May 7, 2024
New partnership to provide health-care training closer to home for northern Ontario First Nations | CBC News

New partnership to provide health-care training closer to home for northern Ontario First Nations | CBC News

The Weeneebayko Area Health Authority (WAHA) has teamed up with Queen’s University to give young people from remote First Nations along the James Bay and Hudson Bay coasts the chance to receive health-care education closer to home.

Students in the northern Ontario community of Moosonee will be able to train as doctors, nurses, physiotherapists and occupational therapists.

WAHA also requested that paramedicine and midwifery be added to the offerings, since those professions are vital to health-care delivery in the north.

“Paramedicine and midwifery play a huge role in our health-care system, not only from an urgent care perspective in transporting our patients and loved ones because we have six remote communities, but also enabling families to be able to give birth in their respective communities and in their traditional territory,” said Lynne Innes, WAHA’s president and CEO.

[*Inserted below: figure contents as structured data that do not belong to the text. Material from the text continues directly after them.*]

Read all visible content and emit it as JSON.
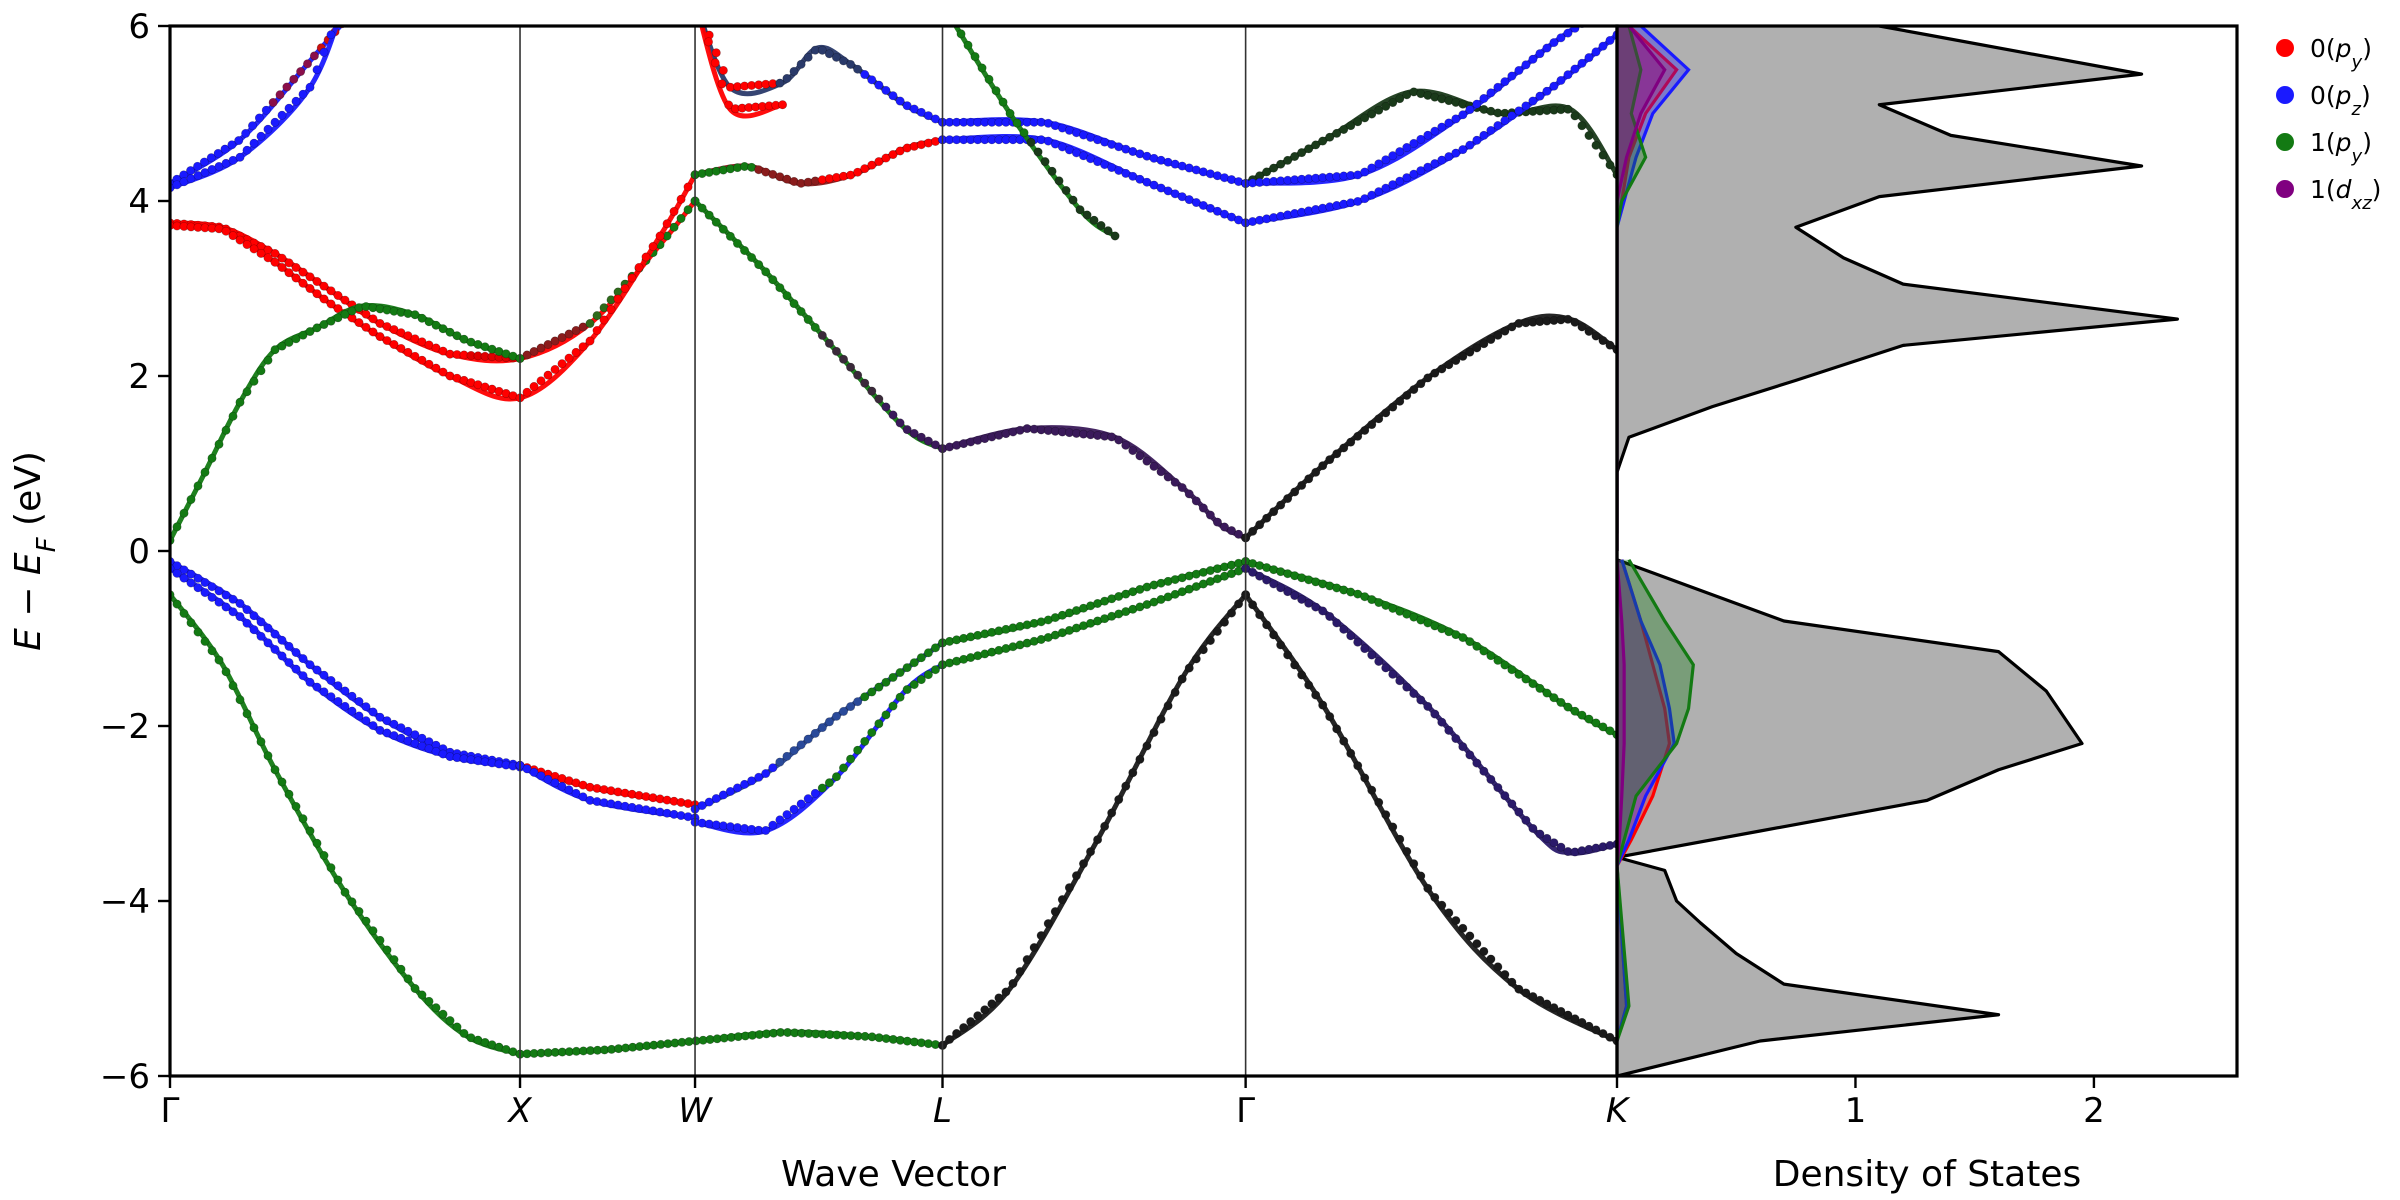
{
  "chart_data": [
    {
      "type": "line",
      "panel": "band structure",
      "xlabel": "Wave Vector",
      "ylabel": "E − E_F (eV)",
      "ylim": [
        -6,
        6
      ],
      "yticks": [
        -6,
        -4,
        -2,
        0,
        2,
        4,
        6
      ],
      "ytick_labels": [
        "−6",
        "−4",
        "−2",
        "0",
        "2",
        "4",
        "6"
      ],
      "kpoints": [
        {
          "label": "Γ",
          "x": 0.0
        },
        {
          "label": "X",
          "x": 1.0
        },
        {
          "label": "W",
          "x": 1.5
        },
        {
          "label": "L",
          "x": 2.207
        },
        {
          "label": "Γ",
          "x": 3.073
        },
        {
          "label": "K",
          "x": 4.134
        }
      ],
      "xlim": [
        0,
        4.134
      ],
      "bands": [
        {
          "colors": [
            "#1a1aff",
            "#1a1aff",
            "#8a0f4a",
            "#cc0f0f"
          ],
          "x": [
            0,
            0.2,
            0.4,
            0.55
          ],
          "y": [
            4.2,
            4.7,
            5.6,
            6.3
          ]
        },
        {
          "colors": [
            "#1a1aff",
            "#1a1aff"
          ],
          "x": [
            0,
            0.2,
            0.4,
            0.5
          ],
          "y": [
            4.15,
            4.5,
            5.3,
            6.3
          ]
        },
        {
          "colors": [
            "#ff0000",
            "#ff0000",
            "#ff0000",
            "#ff0000",
            "#ff0000",
            "#e00000",
            "#8a1c1c",
            "#2e6a1a",
            "#137a13"
          ],
          "x": [
            0,
            0.15,
            0.3,
            0.45,
            0.6,
            0.8,
            1.0,
            1.2,
            1.4,
            1.5
          ],
          "y": [
            3.75,
            3.7,
            3.4,
            3.0,
            2.6,
            2.25,
            2.2,
            2.6,
            3.5,
            4.0
          ]
        },
        {
          "colors": [
            "#ff0000",
            "#ff0000",
            "#ff0000",
            "#ff0000",
            "#ff0000",
            "#ff0000"
          ],
          "x": [
            0,
            0.15,
            0.3,
            0.45,
            0.6,
            0.8,
            1.0,
            1.2,
            1.4,
            1.5
          ],
          "y": [
            3.72,
            3.68,
            3.3,
            2.85,
            2.45,
            2.0,
            1.75,
            2.4,
            3.6,
            4.3
          ]
        },
        {
          "colors": [
            "#137a13",
            "#137a13",
            "#137a13",
            "#137a13"
          ],
          "x": [
            0,
            0.1,
            0.2,
            0.3,
            0.42,
            0.55,
            0.7,
            0.85,
            1.0
          ],
          "y": [
            0.12,
            0.9,
            1.7,
            2.3,
            2.55,
            2.8,
            2.7,
            2.4,
            2.2
          ]
        },
        {
          "colors": [
            "#1a1aff"
          ],
          "x": [
            0,
            0.2,
            0.4,
            0.6,
            0.8,
            1.0
          ],
          "y": [
            -0.12,
            -0.6,
            -1.3,
            -1.9,
            -2.3,
            -2.45
          ]
        },
        {
          "colors": [
            "#1a1aff"
          ],
          "x": [
            0,
            0.2,
            0.4,
            0.6,
            0.8,
            1.0
          ],
          "y": [
            -0.2,
            -0.75,
            -1.5,
            -2.05,
            -2.35,
            -2.47
          ]
        },
        {
          "colors": [
            "#137a13"
          ],
          "x": [
            0,
            0.15,
            0.3,
            0.5,
            0.7,
            0.85,
            1.0
          ],
          "y": [
            -0.5,
            -1.3,
            -2.5,
            -3.9,
            -5.0,
            -5.55,
            -5.75
          ]
        },
        {
          "colors": [
            "#ff0000"
          ],
          "x": [
            1.0,
            1.2,
            1.5
          ],
          "y": [
            -2.45,
            -2.7,
            -2.9
          ]
        },
        {
          "colors": [
            "#1a1aff"
          ],
          "x": [
            1.0,
            1.2,
            1.5
          ],
          "y": [
            -2.45,
            -2.85,
            -3.05
          ]
        },
        {
          "colors": [
            "#137a13"
          ],
          "x": [
            1.0,
            1.25,
            1.5,
            1.75,
            2.0,
            2.207
          ],
          "y": [
            -5.75,
            -5.7,
            -5.6,
            -5.5,
            -5.55,
            -5.65
          ]
        },
        {
          "colors": [
            "#1a1aff",
            "#2a4a9a",
            "#137a13"
          ],
          "x": [
            1.5,
            1.7,
            1.9,
            2.1,
            2.207
          ],
          "y": [
            -2.95,
            -2.55,
            -1.9,
            -1.35,
            -1.05
          ]
        },
        {
          "colors": [
            "#1a1aff",
            "#137a13"
          ],
          "x": [
            1.5,
            1.7,
            1.9,
            2.1,
            2.207
          ],
          "y": [
            -3.1,
            -3.2,
            -2.6,
            -1.6,
            -1.3
          ]
        },
        {
          "colors": [
            "#137a13",
            "#137a13",
            "#3a2a3a",
            "#3a1a5a"
          ],
          "x": [
            1.5,
            1.7,
            1.9,
            2.1,
            2.207
          ],
          "y": [
            4.0,
            3.2,
            2.3,
            1.4,
            1.17
          ]
        },
        {
          "colors": [
            "#137a13",
            "#8a1c1c",
            "#ff0000",
            "#ff0000"
          ],
          "x": [
            1.5,
            1.65,
            1.8,
            1.95,
            2.1,
            2.207
          ],
          "y": [
            4.3,
            4.4,
            4.2,
            4.3,
            4.6,
            4.7
          ]
        },
        {
          "colors": [
            "#ff0000",
            "#2a3a6a",
            "#1a1aff"
          ],
          "x": [
            1.5,
            1.6,
            1.75,
            1.85,
            1.95,
            2.1,
            2.207
          ],
          "y": [
            6.3,
            5.3,
            5.35,
            5.75,
            5.55,
            5.1,
            4.9
          ]
        },
        {
          "colors": [
            "#ff0000"
          ],
          "x": [
            1.5,
            1.6,
            1.75
          ],
          "y": [
            6.3,
            5.05,
            5.1
          ]
        },
        {
          "colors": [
            "#1a1aff"
          ],
          "x": [
            2.207,
            2.5,
            2.8,
            3.073
          ],
          "y": [
            4.9,
            4.9,
            4.5,
            4.2
          ]
        },
        {
          "colors": [
            "#1a1aff"
          ],
          "x": [
            2.207,
            2.5,
            2.8,
            3.073
          ],
          "y": [
            4.7,
            4.7,
            4.2,
            3.75
          ]
        },
        {
          "colors": [
            "#3a1a5a"
          ],
          "x": [
            2.207,
            2.45,
            2.7,
            2.9,
            3.0,
            3.073
          ],
          "y": [
            1.17,
            1.4,
            1.3,
            0.7,
            0.3,
            0.15
          ]
        },
        {
          "colors": [
            "#137a13"
          ],
          "x": [
            2.207,
            2.5,
            2.8,
            3.073
          ],
          "y": [
            -1.05,
            -0.8,
            -0.4,
            -0.12
          ]
        },
        {
          "colors": [
            "#137a13"
          ],
          "x": [
            2.207,
            2.5,
            2.8,
            3.073
          ],
          "y": [
            -1.3,
            -1.0,
            -0.6,
            -0.2
          ]
        },
        {
          "colors": [
            "#1a1a1a"
          ],
          "x": [
            2.207,
            2.4,
            2.65,
            2.9,
            3.073
          ],
          "y": [
            -5.65,
            -5.0,
            -3.3,
            -1.4,
            -0.5
          ]
        },
        {
          "colors": [
            "#137a13",
            "#1a3a1a"
          ],
          "x": [
            2.2,
            2.4,
            2.6,
            2.7
          ],
          "y": [
            6.3,
            5.0,
            3.9,
            3.6
          ]
        },
        {
          "colors": [
            "#1a1a1a",
            "#1a1a1a"
          ],
          "x": [
            3.073,
            3.3,
            3.6,
            3.85,
            4.0,
            4.134
          ],
          "y": [
            0.15,
            1.0,
            2.0,
            2.6,
            2.65,
            2.3
          ]
        },
        {
          "colors": [
            "#137a13"
          ],
          "x": [
            3.073,
            3.4,
            3.7,
            4.0,
            4.134
          ],
          "y": [
            -0.12,
            -0.5,
            -1.0,
            -1.8,
            -2.1
          ]
        },
        {
          "colors": [
            "#2a1a6a"
          ],
          "x": [
            3.073,
            3.3,
            3.6,
            3.9,
            4.0,
            4.134
          ],
          "y": [
            -0.2,
            -0.7,
            -1.8,
            -3.2,
            -3.45,
            -3.35
          ]
        },
        {
          "colors": [
            "#1a1a1a"
          ],
          "x": [
            3.073,
            3.3,
            3.6,
            3.85,
            4.134
          ],
          "y": [
            -0.5,
            -1.8,
            -3.9,
            -5.0,
            -5.6
          ]
        },
        {
          "colors": [
            "#1a3a1a"
          ],
          "x": [
            3.073,
            3.3,
            3.55,
            3.8,
            4.0,
            4.134
          ],
          "y": [
            4.2,
            4.7,
            5.25,
            5.0,
            5.05,
            4.3
          ]
        },
        {
          "colors": [
            "#1a1aff"
          ],
          "x": [
            3.073,
            3.4,
            3.7,
            3.95,
            4.134
          ],
          "y": [
            4.2,
            4.3,
            5.0,
            5.8,
            6.3
          ]
        },
        {
          "colors": [
            "#1a1aff"
          ],
          "x": [
            3.073,
            3.4,
            3.7,
            3.95,
            4.134
          ],
          "y": [
            3.75,
            4.0,
            4.6,
            5.3,
            5.9
          ]
        }
      ],
      "vlines_at": [
        1.0,
        1.5,
        2.207,
        3.073
      ]
    },
    {
      "type": "area",
      "panel": "density of states",
      "xlabel": "Density of States",
      "xticks": [
        1,
        2
      ],
      "xtick_labels": [
        "1",
        "2"
      ],
      "xlim": [
        0,
        2.6
      ],
      "ylim": [
        -6,
        6
      ],
      "total": {
        "color": "#b0b0b0",
        "line_color": "#000000",
        "y": [
          6.0,
          5.9,
          5.45,
          5.1,
          4.75,
          4.4,
          4.05,
          3.7,
          3.35,
          3.05,
          2.65,
          2.35,
          1.95,
          1.65,
          1.3,
          0.9,
          0.2,
          -0.1,
          -0.4,
          -0.8,
          -1.15,
          -1.6,
          -2.2,
          -2.5,
          -2.85,
          -3.2,
          -3.5,
          -3.65,
          -4.0,
          -4.25,
          -4.6,
          -4.95,
          -5.3,
          -5.6,
          -6.0
        ],
        "x": [
          1.1,
          1.3,
          2.2,
          1.1,
          1.4,
          2.2,
          1.1,
          0.75,
          0.95,
          1.2,
          2.35,
          1.2,
          0.75,
          0.4,
          0.05,
          0.0,
          0.0,
          0.0,
          0.3,
          0.7,
          1.6,
          1.8,
          1.95,
          1.6,
          1.3,
          0.6,
          0.0,
          0.2,
          0.25,
          0.35,
          0.5,
          0.7,
          1.6,
          0.6,
          0.0
        ]
      },
      "projections": [
        {
          "name": "0(p_y)",
          "label_main": "0(",
          "label_sym": "p",
          "label_sub": "y",
          "color": "#ff0000",
          "y": [
            6.0,
            5.5,
            5.0,
            4.5,
            4.0,
            3.7,
            3.0,
            0.0,
            -0.1,
            -0.8,
            -1.3,
            -1.8,
            -2.2,
            -2.8,
            -3.3,
            -3.6,
            -5.2,
            -5.6
          ],
          "x": [
            0.05,
            0.25,
            0.12,
            0.05,
            0.02,
            0.0,
            0.0,
            0.0,
            0.02,
            0.1,
            0.15,
            0.2,
            0.22,
            0.15,
            0.06,
            0.0,
            0.04,
            0.0
          ]
        },
        {
          "name": "0(p_z)",
          "label_main": "0(",
          "label_sym": "p",
          "label_sub": "z",
          "color": "#1a1aff",
          "y": [
            6.0,
            5.5,
            5.0,
            4.5,
            4.0,
            3.7,
            3.0,
            0.0,
            -0.1,
            -0.8,
            -1.3,
            -1.8,
            -2.2,
            -2.8,
            -3.3,
            -3.6,
            -5.2,
            -5.6
          ],
          "x": [
            0.1,
            0.3,
            0.15,
            0.08,
            0.03,
            0.0,
            0.0,
            0.0,
            0.02,
            0.1,
            0.18,
            0.22,
            0.24,
            0.12,
            0.05,
            0.0,
            0.04,
            0.0
          ]
        },
        {
          "name": "1(p_y)",
          "label_main": "1(",
          "label_sym": "p",
          "label_sub": "y",
          "color": "#137a13",
          "y": [
            6.0,
            5.5,
            5.0,
            4.5,
            4.0,
            3.7,
            3.0,
            0.0,
            -0.1,
            -0.8,
            -1.3,
            -1.8,
            -2.2,
            -2.8,
            -3.3,
            -3.6,
            -5.2,
            -5.6
          ],
          "x": [
            0.05,
            0.1,
            0.06,
            0.12,
            0.02,
            0.0,
            0.0,
            0.0,
            0.05,
            0.2,
            0.32,
            0.3,
            0.25,
            0.08,
            0.03,
            0.0,
            0.05,
            0.0
          ]
        },
        {
          "name": "1(d_xz)",
          "label_main": "1(",
          "label_sym": "d",
          "label_sub": "xz",
          "color": "#800080",
          "y": [
            6.0,
            5.5,
            5.0,
            4.5,
            4.0,
            3.7,
            3.0,
            0.0,
            -0.1,
            -0.8,
            -1.3,
            -1.8,
            -2.2,
            -2.8,
            -3.3,
            -3.6,
            -5.2,
            -5.6
          ],
          "x": [
            0.05,
            0.2,
            0.1,
            0.04,
            0.0,
            0.0,
            0.0,
            0.0,
            0.0,
            0.02,
            0.03,
            0.03,
            0.03,
            0.02,
            0.01,
            0.0,
            0.0,
            0.0
          ]
        }
      ],
      "legend_placement": "outside right, top"
    }
  ]
}
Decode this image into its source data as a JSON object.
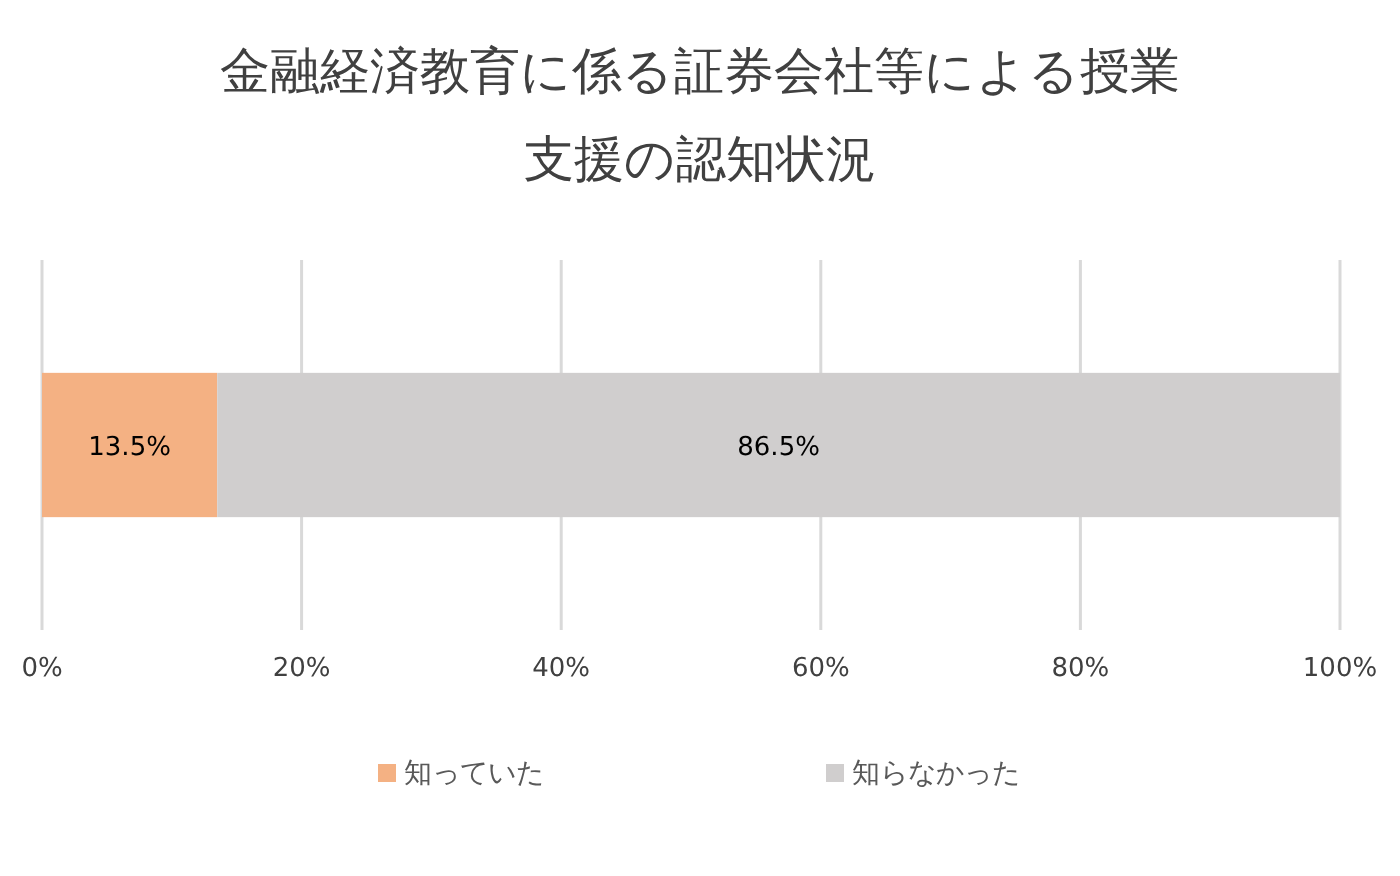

The collaboration was made possible, in part, thanks to a $31-million donation from the  Mastercard Foundation.

“The foundation is making a commitment to support sustainable, systemic change in health-care education and delivery as led by First Nations youth, communities and leadership in the region,” said Jennifer Brennan, director of Canada programs at the Mastercard Foundation.

Innes said it was difficult for her to leave her home community for university, but her own children will now have opportunities closer to home if they choose to pursue careers in health care.

“I’m raising my three children here and excited for their opportunity to be able to have higher education and not have to leave like I did,” she said.

Innes said the collaboration with Queen’s University will help train more health-care workers locally, who will be more likely to stay in the communities they serve.

“Our goal is to drive health transformation by improving health outcomes and addressing delivery gaps and building First Nation representation in our region,” she said.

An ambulance on a snowy ice road.
The ambulance: Drone shot of ambulance travelling along ice highway between Moosonee and Moose Factory Island. The Queen’s Weeneebayko Health Education Program will establish a new training site in Moosonee that will serve coastal community sites. (Submitted by Callum Linden )

In addition to the training opportunities in Moosonee, Innes said local high school students have already visited the Queen’s campus in Kingston, to get a taste of the different job options in health care.

“They were all very excited about the opportunity,” Innes said.

“We’ve had some come back and say, you know, we’d like to get into physiotherapy, we’d like to get into occupational health.”

Queen’s University chancellor Murray Sinclair said the partnership builds on a longstanding relationship between WAHA and the university.

“It offers hope for reconciliation through new approaches to educating and supporting Indigenous youth in pursuing careers in health care. I believe this can help deliver the transformation needed in Indigenous health care in Canada,” he said.